Building a realtime server backend using the Orleans Actor system, Dotnet Core and Server-side Redux

A radically different web server architecture that turned my twenty years of experience in building websites upside down

Microsoft Orleans markets itself as “A straightforward approach to building distributed, high-scale applications in .NET”. Orleans offers an improved actor model that makes it possible to architect applications in a radically new way that is still undiscovered by most developers.

This is the third and final part of a series about an exploration of modern web application architecture, RROD (for React, Redux, Orleans and Dotnet Core). For the introduction, see here.

Microsoft Orleans Distributed Virtual Actor System

I have worked with Microsoft Orleans for about two years now. It has taken me quite some time to understand how to use it. Now that I do, I never want to go back to traditional web server architecture. I built my first “database-driven website” in 1995, and helped build many more in the years after that, but a lot of the knowledge that I built over those years I consider now deprecated. Actor systems turn traditional web server architecture completely upside down: instead of getting all the data to the webserver and executing the logic there, distributed actor systems execute the logic where the data is. An Actor system makes sure that every data element / actor object lives in only one place (one machine in the cluster), so there is no duplication of data, which simplifies things dramatically. Actor objects run in a single thread, simplifying things even further. Finally, Actors can call or notify other actor objects of changes, effectively pushing data, through a graph of actor objects, to the user.

Once you understand how an actor system works, the whole idea of gobbling data together to render a page on the webserver by executing database queries, mapping to objects, caching data, dealing with conflicts caused by data duplication, locking, and doing that over and over again for every web request, seems very cumbersome. Web servers do an awful lot of complex data manipulation that can be avoided completely when using the Actor model.
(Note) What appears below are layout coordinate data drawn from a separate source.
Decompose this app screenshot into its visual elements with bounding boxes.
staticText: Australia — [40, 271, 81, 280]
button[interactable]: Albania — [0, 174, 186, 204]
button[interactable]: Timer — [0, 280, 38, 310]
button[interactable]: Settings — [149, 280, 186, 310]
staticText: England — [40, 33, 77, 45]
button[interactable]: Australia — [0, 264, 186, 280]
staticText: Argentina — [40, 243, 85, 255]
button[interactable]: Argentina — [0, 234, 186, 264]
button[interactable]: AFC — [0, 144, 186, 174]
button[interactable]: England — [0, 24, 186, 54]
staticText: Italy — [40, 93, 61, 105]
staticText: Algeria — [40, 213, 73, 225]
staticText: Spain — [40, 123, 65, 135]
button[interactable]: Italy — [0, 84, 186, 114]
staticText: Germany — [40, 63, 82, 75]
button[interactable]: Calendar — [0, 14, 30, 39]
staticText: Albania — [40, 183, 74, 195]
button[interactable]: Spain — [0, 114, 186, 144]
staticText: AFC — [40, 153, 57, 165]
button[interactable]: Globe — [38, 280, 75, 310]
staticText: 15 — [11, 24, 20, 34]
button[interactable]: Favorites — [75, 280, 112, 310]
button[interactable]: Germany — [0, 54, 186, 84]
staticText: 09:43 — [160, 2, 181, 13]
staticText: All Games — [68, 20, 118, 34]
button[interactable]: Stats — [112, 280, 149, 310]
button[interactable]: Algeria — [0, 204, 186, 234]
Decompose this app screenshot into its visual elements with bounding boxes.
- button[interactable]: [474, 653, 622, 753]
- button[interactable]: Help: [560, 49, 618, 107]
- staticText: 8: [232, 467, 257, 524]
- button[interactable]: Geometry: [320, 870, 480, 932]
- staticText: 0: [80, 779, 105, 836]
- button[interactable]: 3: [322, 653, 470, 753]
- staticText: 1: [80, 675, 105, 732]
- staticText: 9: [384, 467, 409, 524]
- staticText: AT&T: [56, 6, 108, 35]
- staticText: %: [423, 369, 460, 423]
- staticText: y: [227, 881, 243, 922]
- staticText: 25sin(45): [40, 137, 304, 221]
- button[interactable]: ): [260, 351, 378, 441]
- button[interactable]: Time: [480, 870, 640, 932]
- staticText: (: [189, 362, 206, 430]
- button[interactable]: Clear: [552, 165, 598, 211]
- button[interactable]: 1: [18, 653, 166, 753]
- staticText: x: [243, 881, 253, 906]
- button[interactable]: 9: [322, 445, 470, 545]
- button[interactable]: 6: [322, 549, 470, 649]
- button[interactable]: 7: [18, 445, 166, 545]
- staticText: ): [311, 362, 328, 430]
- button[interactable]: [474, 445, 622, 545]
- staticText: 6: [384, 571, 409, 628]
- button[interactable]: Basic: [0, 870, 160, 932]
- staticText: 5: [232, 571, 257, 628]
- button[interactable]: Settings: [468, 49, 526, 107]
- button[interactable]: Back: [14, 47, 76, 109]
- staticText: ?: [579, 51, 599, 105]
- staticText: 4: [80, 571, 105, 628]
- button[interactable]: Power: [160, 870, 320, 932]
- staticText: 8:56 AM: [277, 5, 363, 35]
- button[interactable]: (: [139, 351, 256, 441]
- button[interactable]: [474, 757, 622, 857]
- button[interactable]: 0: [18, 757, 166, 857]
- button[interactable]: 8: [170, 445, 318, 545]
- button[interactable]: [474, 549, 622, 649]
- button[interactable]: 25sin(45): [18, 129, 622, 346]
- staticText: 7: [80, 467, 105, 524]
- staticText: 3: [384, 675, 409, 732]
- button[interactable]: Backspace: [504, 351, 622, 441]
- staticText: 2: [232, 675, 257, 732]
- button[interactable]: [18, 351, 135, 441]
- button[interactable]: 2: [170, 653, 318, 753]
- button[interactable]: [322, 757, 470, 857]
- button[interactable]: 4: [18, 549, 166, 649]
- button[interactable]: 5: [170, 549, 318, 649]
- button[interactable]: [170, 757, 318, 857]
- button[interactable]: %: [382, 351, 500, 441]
Actor or Grain? The original Microsoft Orleans developers have opted to not overload the term Actor for their implementation, as it is deliberately different from the original Actor Model definition and they probably wanted to avoid an academic turf war. Orleans uses the term “Grain” to indicate a virtual actor. I use both terms interchangeably.

Microsoft Orleans Basics

This project is about modern application architecture, based on Dotnet Core. Microsoft Orleans is a large codebase, that is used for running some big projects inside and outside Microsoft. The current version runs on the .NET 4.5 Framework. It makes heavy use of binary serialization and it uses Windows API’s to manage memory and CPU load. This makes it non-trivial to create a cross-platform Dotnet Core version. But the people working on the Orleans project are very capable and work on the Dotnet Core-compatible version 2.0 has progressed steadily. The second pre-release came out recently. I am using this preview version in this project.
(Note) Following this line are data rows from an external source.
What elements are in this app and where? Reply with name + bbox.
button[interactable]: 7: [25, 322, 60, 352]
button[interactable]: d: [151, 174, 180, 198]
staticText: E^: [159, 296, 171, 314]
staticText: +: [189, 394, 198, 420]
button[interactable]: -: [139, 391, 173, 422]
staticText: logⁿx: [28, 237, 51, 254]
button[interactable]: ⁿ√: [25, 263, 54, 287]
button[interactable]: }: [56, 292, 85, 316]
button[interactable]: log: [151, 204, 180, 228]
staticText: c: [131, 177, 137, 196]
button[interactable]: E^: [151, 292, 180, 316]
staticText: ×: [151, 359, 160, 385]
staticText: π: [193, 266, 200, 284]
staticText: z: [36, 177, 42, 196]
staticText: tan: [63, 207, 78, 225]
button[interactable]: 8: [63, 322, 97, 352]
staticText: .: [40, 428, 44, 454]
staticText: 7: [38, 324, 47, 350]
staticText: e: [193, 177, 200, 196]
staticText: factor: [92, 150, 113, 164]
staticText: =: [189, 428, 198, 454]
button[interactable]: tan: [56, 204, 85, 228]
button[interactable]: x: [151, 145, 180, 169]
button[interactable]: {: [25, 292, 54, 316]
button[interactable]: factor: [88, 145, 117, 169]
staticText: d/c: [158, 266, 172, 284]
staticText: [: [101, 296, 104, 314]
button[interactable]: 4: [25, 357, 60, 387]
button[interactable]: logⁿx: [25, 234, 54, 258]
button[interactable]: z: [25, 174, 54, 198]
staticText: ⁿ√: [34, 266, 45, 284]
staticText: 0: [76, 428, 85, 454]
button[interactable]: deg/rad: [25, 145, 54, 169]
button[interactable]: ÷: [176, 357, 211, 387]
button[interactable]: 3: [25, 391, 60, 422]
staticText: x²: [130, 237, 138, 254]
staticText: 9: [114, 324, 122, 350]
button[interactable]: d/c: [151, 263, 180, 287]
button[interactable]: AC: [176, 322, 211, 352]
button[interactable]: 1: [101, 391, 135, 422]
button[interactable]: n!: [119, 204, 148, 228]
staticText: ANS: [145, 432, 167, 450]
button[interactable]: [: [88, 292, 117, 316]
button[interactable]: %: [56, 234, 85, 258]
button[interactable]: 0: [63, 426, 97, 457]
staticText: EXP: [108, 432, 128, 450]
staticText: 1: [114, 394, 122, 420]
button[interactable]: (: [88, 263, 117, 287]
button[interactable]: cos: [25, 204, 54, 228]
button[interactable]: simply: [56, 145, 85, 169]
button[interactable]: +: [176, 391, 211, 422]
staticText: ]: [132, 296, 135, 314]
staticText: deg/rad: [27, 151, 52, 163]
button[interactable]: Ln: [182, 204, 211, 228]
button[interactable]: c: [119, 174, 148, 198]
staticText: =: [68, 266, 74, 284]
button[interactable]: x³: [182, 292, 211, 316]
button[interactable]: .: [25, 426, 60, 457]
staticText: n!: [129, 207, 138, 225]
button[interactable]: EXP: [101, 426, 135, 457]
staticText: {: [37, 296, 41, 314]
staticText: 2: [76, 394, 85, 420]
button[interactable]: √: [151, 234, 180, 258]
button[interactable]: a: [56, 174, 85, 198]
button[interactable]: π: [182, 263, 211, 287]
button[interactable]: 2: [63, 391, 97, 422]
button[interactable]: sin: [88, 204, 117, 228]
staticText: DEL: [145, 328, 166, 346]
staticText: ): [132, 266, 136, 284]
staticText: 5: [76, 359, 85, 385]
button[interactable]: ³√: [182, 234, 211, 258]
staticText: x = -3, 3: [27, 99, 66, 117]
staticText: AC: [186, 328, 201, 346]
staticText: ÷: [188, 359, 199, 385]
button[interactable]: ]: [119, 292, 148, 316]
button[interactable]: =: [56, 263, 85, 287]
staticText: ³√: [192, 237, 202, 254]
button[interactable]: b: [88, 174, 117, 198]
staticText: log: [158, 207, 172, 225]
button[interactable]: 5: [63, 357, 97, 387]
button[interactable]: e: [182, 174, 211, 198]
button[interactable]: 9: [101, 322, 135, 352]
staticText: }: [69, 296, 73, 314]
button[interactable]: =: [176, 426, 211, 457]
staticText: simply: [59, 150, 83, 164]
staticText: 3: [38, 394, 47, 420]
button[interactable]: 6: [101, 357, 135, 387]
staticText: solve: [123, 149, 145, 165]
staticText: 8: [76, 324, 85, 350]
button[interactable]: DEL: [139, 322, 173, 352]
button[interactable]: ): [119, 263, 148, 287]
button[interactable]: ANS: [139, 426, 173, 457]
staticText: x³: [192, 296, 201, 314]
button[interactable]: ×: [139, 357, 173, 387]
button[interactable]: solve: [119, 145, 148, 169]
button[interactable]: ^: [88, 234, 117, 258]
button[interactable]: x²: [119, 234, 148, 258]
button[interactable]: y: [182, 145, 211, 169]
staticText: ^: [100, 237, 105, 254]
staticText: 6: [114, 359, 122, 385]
Setting up a solution to use Microsoft Orleans requires a project structure consisting of a minimum of four projects:

  • OrleansHost — this project buids an executable that starts the Orleans runtime (the “Silo”) hosting the Grain objects. You can start multiple hosts, they will start working together and share the load.
  • Webapp — the web server application project. This project connects as a client to the OrleansHost process(es), over TCP.
  • GrainInterfaces — this project contains interface definitions of all Grains, and is referenced by both OrleansHost and Webapp.
  • Grains — this project contains the implementation code of all Grains and is deployed with OrleansHost.

During development, the OrleansHost and Webapp processes can simply be started and debugged together on the developer machine. In production, they will usually run separately on a cluster consisting of multiple machines, offering reliability and distributed resource management. Of course, a small application could still run on a single machine, without the reliability but still benefiting from the real-time architecture and high performance.
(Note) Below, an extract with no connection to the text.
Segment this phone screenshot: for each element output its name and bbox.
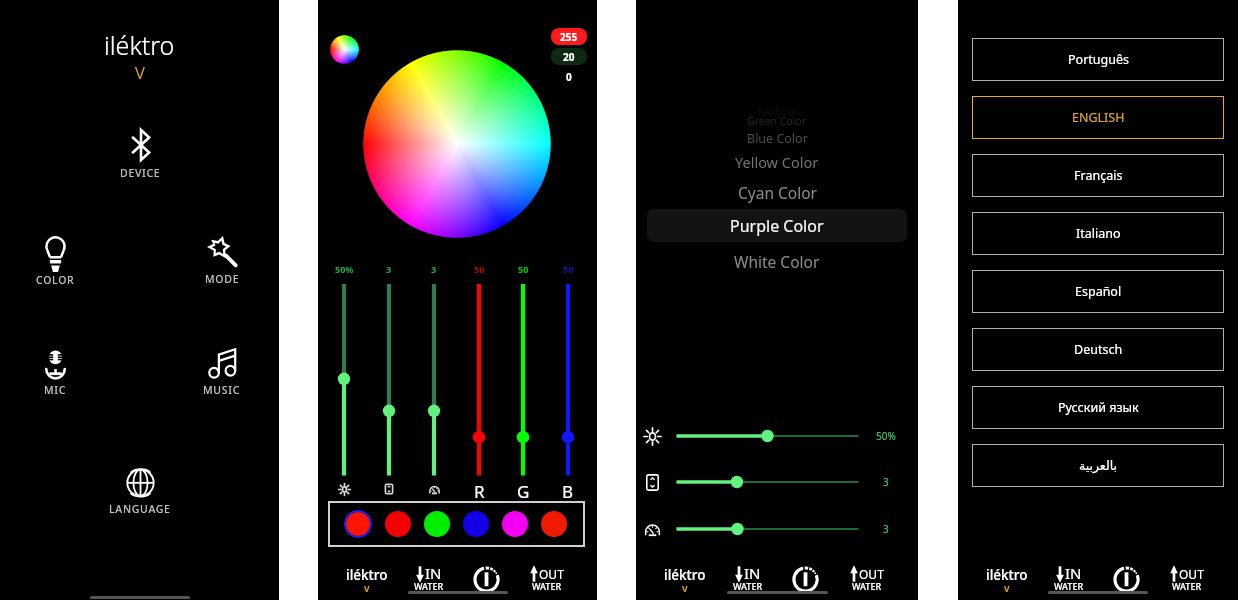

In the introduction I said I didn’t want to be bothered with caching anymore. However, several AspNet Core libraries need a distributed cache. In a scale-out architecture, you’d normally use the Redis cache implementation that is provided as the default. As an illustration on how one can use Orleans, here is my complete distributed cache implementation for Dotnet Core, using Orleans instead of Redis:

The GrainInterface class declares four functions needed to implement the cache (Get, Set, Clear, Refresh). The Grain implementation just wraps the cachedata in an Immutable (a performance optimization to avoid copying) and keeps a reference to it in a member variable.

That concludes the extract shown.